17. The method of claim 14, wherein administering comprises a simultaneous treatment of (i) N-acetylcysteine (NAC) and (ii) vitamin B12 and/or a combination of vitamins B1, B2 and B3.

18. A method for treatment of chemo-induced nociceptive and/or neuropathic pain;

providing a first composition comprising N-acetylcysteine (NAC);

providing a separate composition comprising vitamin B12 at a concentration of between 0.04 and 0.08% by weight of the total weight of the composition and/or a combination of vitamins B1, B2 and B3 in a physiologically acceptable medium;

administering the first composition and the second composition to a user having chemo-induced nociceptive and/or neuropathic pain;

wherein administering comprises a daily dose of (i) NAC between 200 and 1200 mg and (ii) a daily dose of vitamin B12 between 0.16 and 1 mg and/or a daily dose of Vitamins B1, B2, and B3 between 400 and 2400 mg.

19. The method according to claim 18, wherein administering each daily dose comprises a plurality of partial doses until the daily dose is achieved.

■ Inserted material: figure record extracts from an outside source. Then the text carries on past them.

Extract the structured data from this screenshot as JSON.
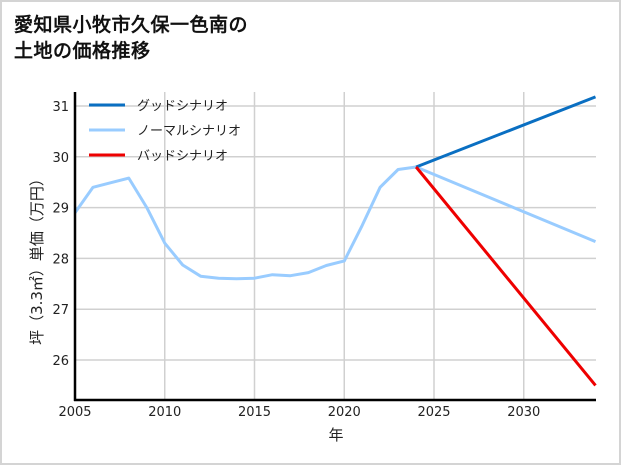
{
  "title_line1": "愛知県小牧市久保一色南の",
  "title_line2": "土地の価格推移",
  "chart_data": {
    "type": "line",
    "title": "愛知県小牧市久保一色南の土地の価格推移",
    "xlabel": "年",
    "ylabel": "坪（3.3㎡）単価（万円）",
    "xlim": [
      2005,
      2034
    ],
    "ylim": [
      25.3,
      31.5
    ],
    "xticks": [
      2005,
      2010,
      2015,
      2020,
      2025,
      2030
    ],
    "yticks": [
      26,
      27,
      28,
      29,
      30,
      31
    ],
    "grid": true,
    "legend_position": "upper left",
    "series": [
      {
        "name": "グッドシナリオ",
        "color": "#0a6fc2",
        "x": [
          2024,
          2034
        ],
        "values": [
          29.8,
          31.18
        ]
      },
      {
        "name": "ノーマルシナリオ",
        "color": "#99ccff",
        "x": [
          2005,
          2006,
          2007,
          2008,
          2009,
          2010,
          2011,
          2012,
          2013,
          2014,
          2015,
          2016,
          2017,
          2018,
          2019,
          2020,
          2021,
          2022,
          2023,
          2024,
          2034
        ],
        "values": [
          28.9,
          29.4,
          29.49,
          29.58,
          29.0,
          28.3,
          27.87,
          27.65,
          27.61,
          27.6,
          27.61,
          27.68,
          27.66,
          27.72,
          27.86,
          27.95,
          28.65,
          29.4,
          29.75,
          29.8,
          28.33
        ]
      },
      {
        "name": "バッドシナリオ",
        "color": "#ee0000",
        "x": [
          2024,
          2034
        ],
        "values": [
          29.8,
          25.5
        ]
      }
    ]
  }
}
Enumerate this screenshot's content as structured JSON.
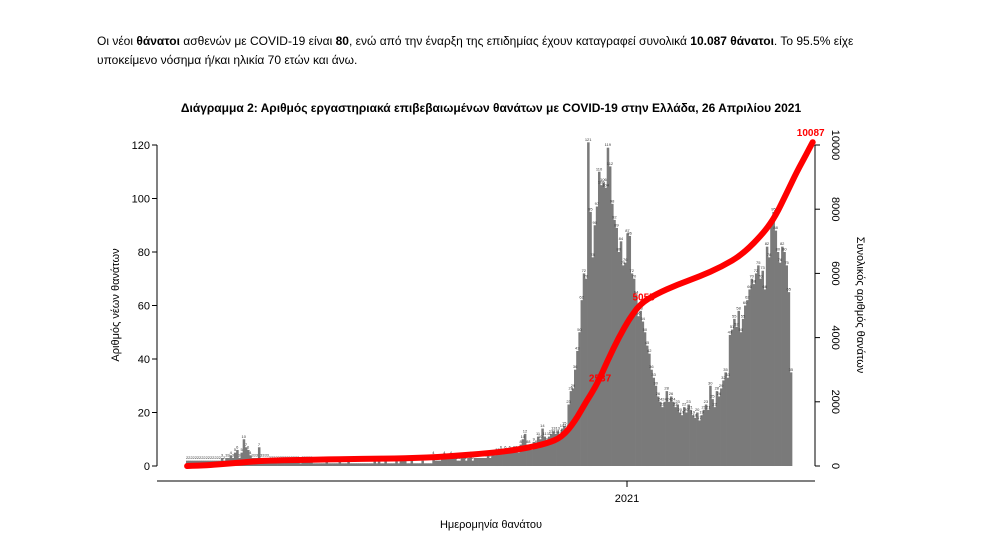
{
  "intro": {
    "p1": "Οι νέοι ",
    "b1": "θάνατοι",
    "p2": " ασθενών με COVID-19 είναι ",
    "b2": "80",
    "p3": ", ενώ από την έναρξη της επιδημίας έχουν καταγραφεί συνολικά ",
    "b3": "10.087 θάνατοι",
    "p4": ".  Το 95.5% είχε υποκείμενο νόσημα ή/και ηλικία 70 ετών και άνω."
  },
  "chart_data": {
    "type": "bar",
    "title": "Διάγραμμα 2: Αριθμός εργαστηριακά επιβεβαιωμένων θανάτων με COVID-19 στην Ελλάδα, 26 Απριλίου 2021",
    "xlabel": "Ημερομηνία θανάτου",
    "ylabel": "Αριθμός νέων θανάτων",
    "y2label": "Συνολικός αριθμός θανάτων",
    "ylim": [
      0,
      120
    ],
    "y2lim": [
      0,
      10000
    ],
    "yticks": [
      "0",
      "20",
      "40",
      "60",
      "80",
      "100",
      "120"
    ],
    "y2ticks": [
      "0",
      "2000",
      "4000",
      "6000",
      "8000",
      "10000"
    ],
    "xtick_label": "2021",
    "bar_color": "#7a7a7a",
    "line_color": "#ff0000",
    "series": [
      {
        "type": "bar",
        "values": [
          2,
          2,
          2,
          2,
          2,
          2,
          2,
          2,
          2,
          2,
          2,
          2,
          2,
          2,
          2,
          2,
          3,
          2,
          3,
          3,
          4,
          3,
          5,
          6,
          3,
          5,
          10,
          7,
          6,
          4,
          3,
          3,
          3,
          7,
          3,
          3,
          3,
          3,
          2,
          2,
          2,
          2,
          2,
          2,
          2,
          2,
          2,
          2,
          2,
          2,
          2,
          2,
          1,
          2,
          2,
          2,
          2,
          2,
          1,
          1,
          1,
          1,
          1,
          1,
          2,
          1,
          1,
          1,
          1,
          1,
          2,
          1,
          1,
          1,
          2,
          1,
          1,
          1,
          1,
          1,
          1,
          1,
          1,
          1,
          1,
          1,
          2,
          1,
          2,
          1,
          1,
          2,
          1,
          1,
          1,
          1,
          2,
          1,
          2,
          2,
          2,
          1,
          1,
          2,
          1,
          1,
          1,
          1,
          2,
          1,
          1,
          1,
          1,
          4,
          2,
          2,
          2,
          3,
          4,
          3,
          3,
          4,
          3,
          3,
          2,
          2,
          3,
          3,
          2,
          3,
          4,
          2,
          3,
          3,
          3,
          3,
          3,
          3,
          4,
          3,
          4,
          4,
          5,
          5,
          6,
          5,
          6,
          5,
          6,
          5,
          6,
          6,
          5,
          8,
          10,
          12,
          8,
          8,
          6,
          9,
          8,
          11,
          10,
          14,
          11,
          9,
          11,
          12,
          13,
          12,
          13,
          12,
          14,
          15,
          14,
          23,
          28,
          29,
          36,
          43,
          50,
          62,
          72,
          70,
          121,
          95,
          78,
          90,
          97,
          110,
          105,
          106,
          104,
          119,
          112,
          98,
          92,
          89,
          80,
          84,
          75,
          76,
          87,
          86,
          72,
          70,
          64,
          56,
          58,
          54,
          50,
          45,
          42,
          36,
          33,
          30,
          26,
          24,
          22,
          24,
          28,
          24,
          26,
          24,
          22,
          23,
          20,
          19,
          22,
          20,
          23,
          21,
          19,
          18,
          20,
          17,
          19,
          21,
          23,
          21,
          30,
          25,
          22,
          28,
          26,
          29,
          32,
          35,
          33,
          49,
          51,
          55,
          52,
          58,
          50,
          55,
          60,
          62,
          66,
          70,
          68,
          72,
          75,
          70,
          73,
          66,
          82,
          78,
          90,
          95,
          88,
          80,
          76,
          82,
          80,
          75,
          65,
          35
        ]
      },
      {
        "type": "line",
        "name": "cumulative",
        "points": [
          [
            0,
            0
          ],
          [
            5,
            10
          ],
          [
            10,
            25
          ],
          [
            20,
            80
          ],
          [
            30,
            140
          ],
          [
            40,
            175
          ],
          [
            55,
            195
          ],
          [
            65,
            205
          ],
          [
            75,
            215
          ],
          [
            85,
            225
          ],
          [
            95,
            235
          ],
          [
            105,
            250
          ],
          [
            115,
            280
          ],
          [
            125,
            330
          ],
          [
            135,
            380
          ],
          [
            145,
            450
          ],
          [
            155,
            550
          ],
          [
            165,
            700
          ],
          [
            172,
            900
          ],
          [
            178,
            1400
          ],
          [
            183,
            2000
          ],
          [
            188,
            2537
          ],
          [
            193,
            3300
          ],
          [
            198,
            4000
          ],
          [
            203,
            4600
          ],
          [
            208,
            5055
          ],
          [
            215,
            5350
          ],
          [
            225,
            5650
          ],
          [
            235,
            5900
          ],
          [
            245,
            6200
          ],
          [
            255,
            6600
          ],
          [
            265,
            7300
          ],
          [
            270,
            7800
          ],
          [
            275,
            8500
          ],
          [
            280,
            9200
          ],
          [
            284,
            9700
          ],
          [
            287,
            10087
          ]
        ]
      }
    ],
    "annotations": [
      {
        "label": "10087",
        "x": 287,
        "y": 10087
      },
      {
        "label": "5055",
        "x": 208,
        "y": 5055
      },
      {
        "label": "2537",
        "x": 188,
        "y": 2537
      }
    ]
  }
}
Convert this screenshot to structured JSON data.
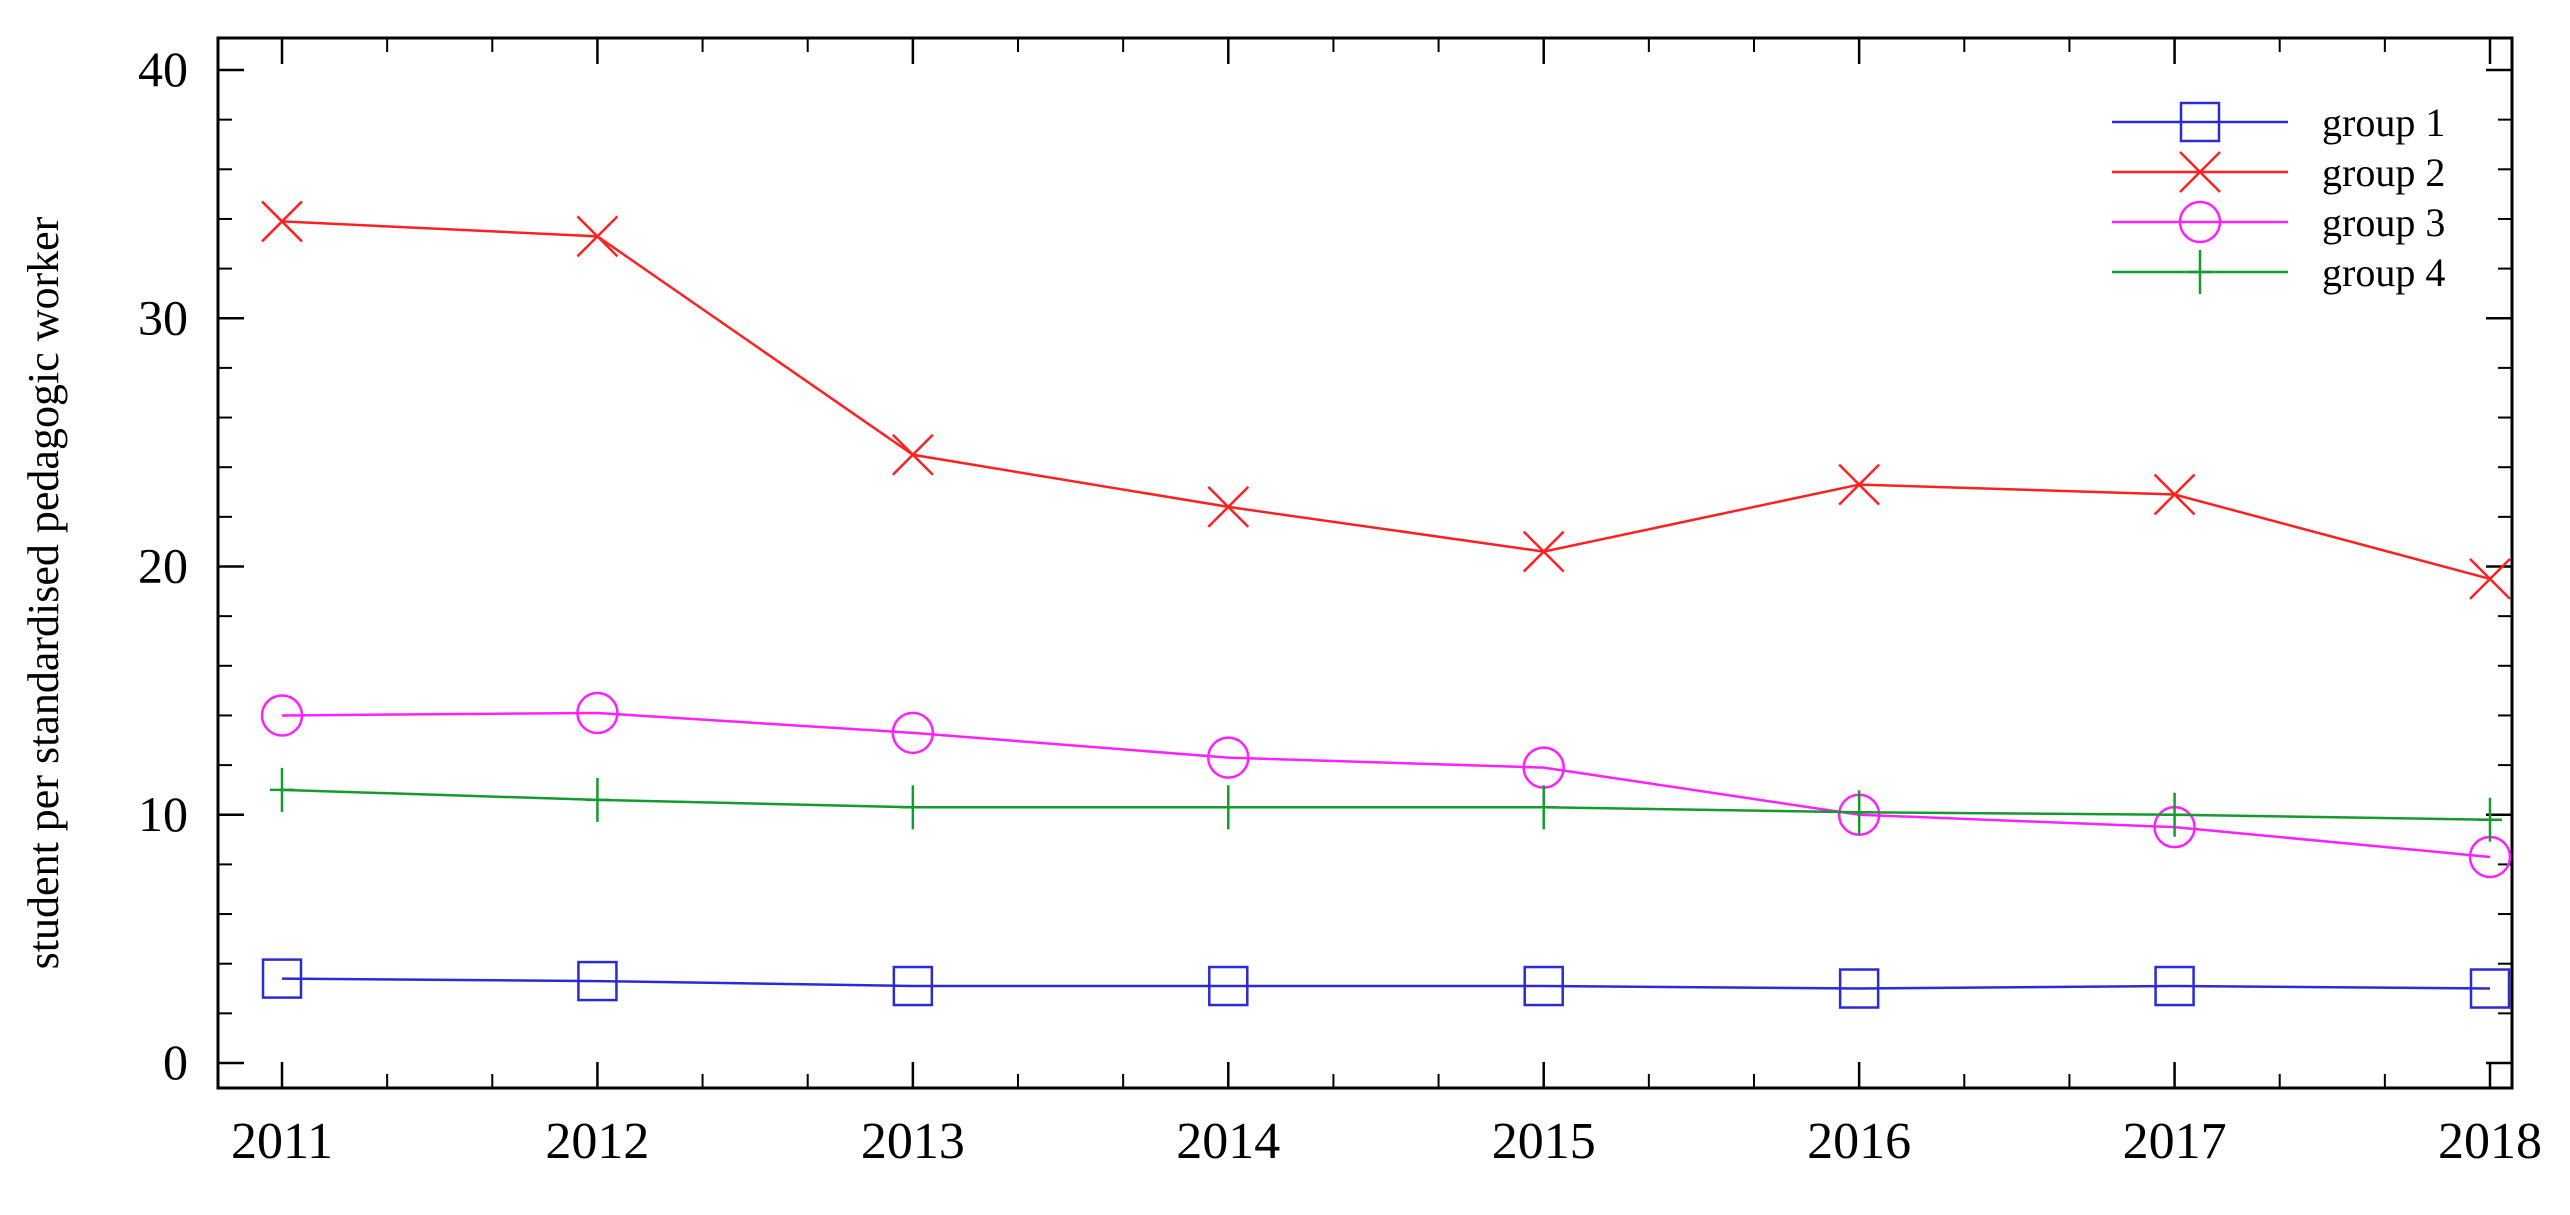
{
  "chart_data": {
    "type": "line",
    "title": "",
    "xlabel": "",
    "ylabel": "student per standardised pedagogic worker",
    "x": [
      2011,
      2012,
      2013,
      2014,
      2015,
      2016,
      2017,
      2018
    ],
    "x_tick_labels": [
      "2011",
      "2012",
      "2013",
      "2014",
      "2015",
      "2016",
      "2017",
      "2018"
    ],
    "xlim": [
      2011,
      2018
    ],
    "ylim": [
      -1,
      41
    ],
    "y_ticks": [
      0,
      10,
      20,
      30,
      40
    ],
    "y_tick_labels": [
      "0",
      "10",
      "20",
      "30",
      "40"
    ],
    "y_minor_step": 2,
    "grid": false,
    "legend_position": "top-right",
    "series": [
      {
        "name": "group 1",
        "color": "#2b2bd6",
        "marker": "square",
        "values": [
          3.4,
          3.3,
          3.1,
          3.1,
          3.1,
          3.0,
          3.1,
          3.0
        ]
      },
      {
        "name": "group 2",
        "color": "#ff2020",
        "marker": "x",
        "values": [
          33.9,
          33.3,
          24.5,
          22.4,
          20.6,
          23.3,
          22.9,
          19.5
        ]
      },
      {
        "name": "group 3",
        "color": "#ff20ff",
        "marker": "circle",
        "values": [
          14.0,
          14.1,
          13.3,
          12.3,
          11.9,
          10.0,
          9.5,
          8.3
        ]
      },
      {
        "name": "group 4",
        "color": "#159a2e",
        "marker": "plus",
        "values": [
          11.0,
          10.6,
          10.3,
          10.3,
          10.3,
          10.1,
          10.0,
          9.8
        ]
      }
    ]
  }
}
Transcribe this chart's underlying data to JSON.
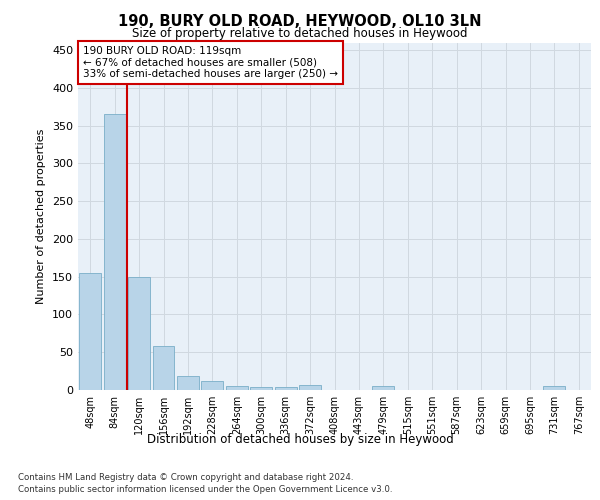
{
  "title": "190, BURY OLD ROAD, HEYWOOD, OL10 3LN",
  "subtitle": "Size of property relative to detached houses in Heywood",
  "xlabel": "Distribution of detached houses by size in Heywood",
  "ylabel": "Number of detached properties",
  "categories": [
    "48sqm",
    "84sqm",
    "120sqm",
    "156sqm",
    "192sqm",
    "228sqm",
    "264sqm",
    "300sqm",
    "336sqm",
    "372sqm",
    "408sqm",
    "443sqm",
    "479sqm",
    "515sqm",
    "551sqm",
    "587sqm",
    "623sqm",
    "659sqm",
    "695sqm",
    "731sqm",
    "767sqm"
  ],
  "values": [
    155,
    365,
    150,
    58,
    19,
    12,
    5,
    4,
    4,
    6,
    0,
    0,
    5,
    0,
    0,
    0,
    0,
    0,
    0,
    5,
    0
  ],
  "bar_color": "#b8d4e8",
  "bar_edgecolor": "#7aaec8",
  "grid_color": "#d0d8e0",
  "background_color": "#e8f0f8",
  "reference_line_x": 1.5,
  "annotation_box": {
    "text_line1": "190 BURY OLD ROAD: 119sqm",
    "text_line2": "← 67% of detached houses are smaller (508)",
    "text_line3": "33% of semi-detached houses are larger (250) →",
    "box_color": "#cc0000",
    "text_color": "#000000"
  },
  "footer_line1": "Contains HM Land Registry data © Crown copyright and database right 2024.",
  "footer_line2": "Contains public sector information licensed under the Open Government Licence v3.0.",
  "ylim": [
    0,
    460
  ],
  "yticks": [
    0,
    50,
    100,
    150,
    200,
    250,
    300,
    350,
    400,
    450
  ],
  "fig_width": 6.0,
  "fig_height": 5.0,
  "dpi": 100
}
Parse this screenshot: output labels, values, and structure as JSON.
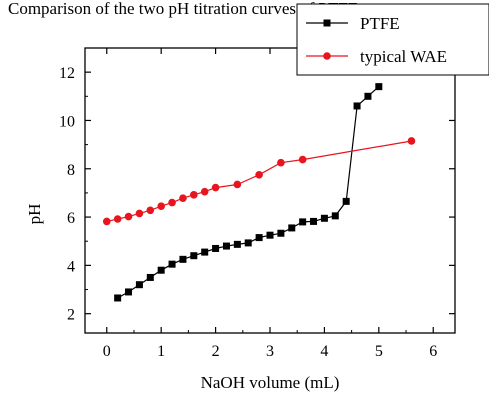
{
  "caption": "Comparison of the two pH titration curves of PTFE m",
  "chart_data": {
    "type": "line",
    "title": "",
    "xlabel": "NaOH volume (mL)",
    "ylabel": "pH",
    "xlim": [
      -0.4,
      6.4
    ],
    "ylim": [
      1.2,
      13.0
    ],
    "xticks": [
      0,
      1,
      2,
      3,
      4,
      5,
      6
    ],
    "yticks": [
      2,
      4,
      6,
      8,
      10,
      12
    ],
    "grid": false,
    "legend_position": "top-right",
    "series": [
      {
        "name": "PTFE",
        "color": "#000000",
        "marker": "square",
        "x": [
          0.2,
          0.4,
          0.6,
          0.8,
          1.0,
          1.2,
          1.4,
          1.6,
          1.8,
          2.0,
          2.2,
          2.4,
          2.6,
          2.8,
          3.0,
          3.2,
          3.4,
          3.6,
          3.8,
          4.0,
          4.2,
          4.4,
          4.6,
          4.8,
          5.0
        ],
        "y": [
          2.65,
          2.9,
          3.2,
          3.5,
          3.8,
          4.05,
          4.25,
          4.4,
          4.55,
          4.7,
          4.8,
          4.87,
          4.93,
          5.15,
          5.25,
          5.33,
          5.55,
          5.8,
          5.82,
          5.95,
          6.05,
          6.65,
          10.6,
          11.0,
          11.4
        ]
      },
      {
        "name": "typical WAE",
        "color": "#e8141e",
        "marker": "circle",
        "x": [
          0.0,
          0.2,
          0.4,
          0.6,
          0.8,
          1.0,
          1.2,
          1.4,
          1.6,
          1.8,
          2.0,
          2.4,
          2.8,
          3.2,
          3.6,
          5.6
        ],
        "y": [
          5.82,
          5.92,
          6.02,
          6.15,
          6.28,
          6.45,
          6.6,
          6.78,
          6.92,
          7.05,
          7.22,
          7.35,
          7.75,
          8.25,
          8.38,
          9.15
        ]
      }
    ]
  }
}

20. The method according to claim 18, wherein the chemo-induced nociceptive and/or neuropathic pain of the user is a result of chemotherapy comprising platinum derivatives chosen from cisplatin, oxiplatin and carboplatin, or taxanes chosen from paclitaxel and docetaxel.

21. The method of claim 18, wherein administering comprises a simultaneous, separate, or staggered treatment of the first composition and the second composition.